Natomiast za bardzo nie przywiązywałbym się do współitnienia xindi i do udziału archera w powstaniu Federacji. Będąc na miejscu panów B, dążyłbym do zmiany linii zasowej tak aby dopasować ją do późniejszych entków. Tak więc zero xindi itd itp
No i pozostaje nam ten bbcy..... I jeszcze jedno O ile explozja broni tertetyczie mogłaby wywołać cofnięcie się w czasie Archera, to ciekawe jak sie ma do tego statek wocnych no chyba, że założymy,że w wyniku explozji broni cała przestrzeń w sektorze 001 została cofnieta w czasie... Ach skomplikowane to jakoś...
#126
Napisano 02.06.2004 - |23:24|
#127
Napisano 03.06.2004 - |08:44|
- Jeżeli eksplozja "gwiazdy śmierci" ( ) przerzuciła Archera to co przerzuciło Enterprisa? Czyżby Daniels był tak "silny"?
- Jeżeli eksplozja spowodowała "skok" Ziemi to ponownie co powoduje, że Entek również tam wskoczył? Musiało by się zmienic całe universum bo to Wodni przetransporotwali Entka w pobliże Ziemi.
- Przez krótką chwilę sądziłem, że te wrota, które otworzyli Xindi (pamiętam, że był to dla nich jakiś problem we wczesniejszych odcinkach - bo bron była za duża czy coś takiego) były wrotami do innego czasu ale skąd wtedy stacja orbitalna i skąd Shran ze swoimi Andorianami?
- I jeszcze jedna nielogiczność. Skoro Trip i T'Pol zniszczyli WSZYSTKIE kule a Obszar Delficki powrócił do "normalności" to jaka bitwa była pokazywana Archerowi na Entrprise-J?

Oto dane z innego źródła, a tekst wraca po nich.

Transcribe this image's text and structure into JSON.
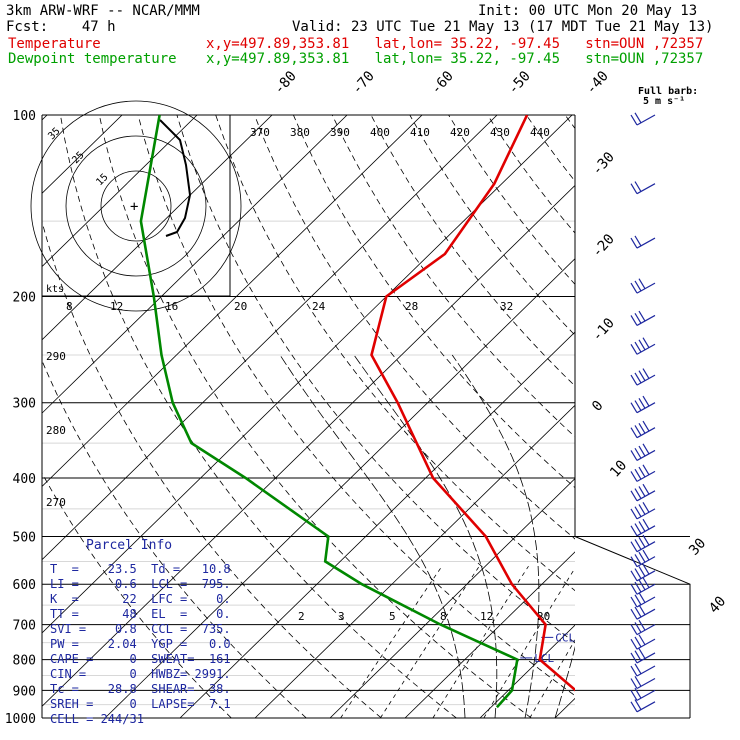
{
  "header": {
    "model": "3km ARW-WRF -- NCAR/MMM",
    "init": "Init: 00 UTC Mon 20 May 13",
    "fcst": "Fcst:    47 h",
    "valid": "Valid: 23 UTC Tue 21 May 13 (17 MDT Tue 21 May 13)",
    "t_label": "Temperature",
    "td_label": "Dewpoint temperature",
    "loc": "x,y=497.89,353.81   lat,lon= 35.22, -97.45   stn=OUN ,72357"
  },
  "wind_key": {
    "line1": "Full barb:",
    "line2": "5 m s⁻¹"
  },
  "hodograph": {
    "units": "kts",
    "ring_labels": [
      "15",
      "25",
      "35"
    ]
  },
  "colors": {
    "temperature": "#e00000",
    "dewpoint": "#008800",
    "wind": "#1e28a0",
    "parcel": "#1e28a0"
  },
  "chart_data": {
    "type": "line",
    "subtype": "skew-T log-p",
    "yscale": "log",
    "ylabel": "",
    "pressure_levels": [
      100,
      200,
      300,
      400,
      500,
      600,
      700,
      800,
      900,
      1000
    ],
    "isotherm_labels": [
      -80,
      -70,
      -60,
      -50,
      -40,
      -30,
      -20,
      -10,
      0,
      10,
      20,
      30,
      40
    ],
    "theta_labels": [
      370,
      380,
      390,
      400,
      410,
      420,
      430,
      440
    ],
    "theta_left_labels": [
      290,
      280,
      270
    ],
    "theta_e_labels": [
      24,
      28,
      32,
      8,
      12,
      16,
      20
    ],
    "mixing_ratio_labels": [
      2,
      3,
      5,
      8,
      12,
      20
    ],
    "series": [
      {
        "name": "Temperature",
        "points": [
          [
            100,
            -66
          ],
          [
            130,
            -61
          ],
          [
            170,
            -58
          ],
          [
            200,
            -60
          ],
          [
            250,
            -54
          ],
          [
            300,
            -44
          ],
          [
            400,
            -29
          ],
          [
            500,
            -14
          ],
          [
            600,
            -4
          ],
          [
            700,
            6
          ],
          [
            800,
            10
          ],
          [
            900,
            19
          ],
          [
            1000,
            26
          ]
        ]
      },
      {
        "name": "Dewpoint temperature",
        "points": [
          [
            100,
            -115
          ],
          [
            150,
            -103
          ],
          [
            200,
            -91
          ],
          [
            250,
            -82
          ],
          [
            300,
            -74
          ],
          [
            350,
            -66
          ],
          [
            400,
            -54
          ],
          [
            500,
            -35
          ],
          [
            550,
            -32
          ],
          [
            600,
            -24
          ],
          [
            700,
            -8
          ],
          [
            800,
            7
          ],
          [
            900,
            10.5
          ],
          [
            960,
            10.8
          ]
        ]
      }
    ],
    "annotations": [
      {
        "text": "CCL",
        "pressure": 735,
        "temp": 8.5
      },
      {
        "text": "LCL",
        "pressure": 795,
        "temp": 8.5
      }
    ],
    "winds": [
      {
        "p": 100,
        "n": 2
      },
      {
        "p": 130,
        "n": 2
      },
      {
        "p": 160,
        "n": 2
      },
      {
        "p": 190,
        "n": 3
      },
      {
        "p": 215,
        "n": 3
      },
      {
        "p": 240,
        "n": 4
      },
      {
        "p": 270,
        "n": 4
      },
      {
        "p": 300,
        "n": 4
      },
      {
        "p": 330,
        "n": 4
      },
      {
        "p": 360,
        "n": 4
      },
      {
        "p": 390,
        "n": 4
      },
      {
        "p": 420,
        "n": 4
      },
      {
        "p": 450,
        "n": 4
      },
      {
        "p": 480,
        "n": 4
      },
      {
        "p": 510,
        "n": 4
      },
      {
        "p": 540,
        "n": 4
      },
      {
        "p": 570,
        "n": 4
      },
      {
        "p": 600,
        "n": 4
      },
      {
        "p": 630,
        "n": 3
      },
      {
        "p": 660,
        "n": 3
      },
      {
        "p": 700,
        "n": 3
      },
      {
        "p": 740,
        "n": 3
      },
      {
        "p": 780,
        "n": 3
      },
      {
        "p": 820,
        "n": 2
      },
      {
        "p": 860,
        "n": 2
      },
      {
        "p": 900,
        "n": 2
      },
      {
        "p": 940,
        "n": 2
      }
    ]
  },
  "parcel": {
    "title": "Parcel Info",
    "lines": [
      "T  =    23.5  Td =   10.8",
      "LI =     0.6  LCL =  795.",
      "K  =      22  LFC =    0.",
      "TT =      48  EL  =    0.",
      "SVI =    0.8  CCL =  735.",
      "PW =    2.04  YGP =   0.0",
      "CAPE =     0  SWEAT=  161",
      "CIN =      0  HWBZ= 2991.",
      "Tc =    28.8  SHEAR=  38.",
      "SREH =     0  LAPSE=  7.1",
      "CELL = 244/31"
    ]
  }
}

- Archer "musi" wskoczyc do normalnej linii czasowej bo podpisuje jako przedstawiciel Ziemi układ o Federacji. Ale skoro nie ma bitwy z XXXV wieku i Enterpsisa-J to może i nie musi podpisywac układu?
Oj namieszali "tfurcy" !
PS. kasyno
Samoloty w ostatnim odcinku to amerykańskie P-51 Mustang.
Użytkownik psjodko edytował ten post 03.06.2004 - |10:19|
::. GRUPA TARDIS .::
#128
Napisano 09.07.2004 - |12:13|
Moim zdaniem:
- eksplozja "gwiazdy śmierci" przerzuciła Archera i Enterprise'a do równoległego wrzechświata - wtedy wszystko pasuje. To nie jest inna linia czasowa, tylko znany z innych star treków alternatywny wrzechświat (tam gdzie ludzie są źli - w sumie z taką przeszłością, gdzie hitlerowcy opanowali USA, nie ma się co dziwić ).
- Enterprise-J walczył nie w obszarze delfickim, tylko w innym rejonie wrzechświata z nowym obszarem stworzonym przez istoty z innego wymiaru.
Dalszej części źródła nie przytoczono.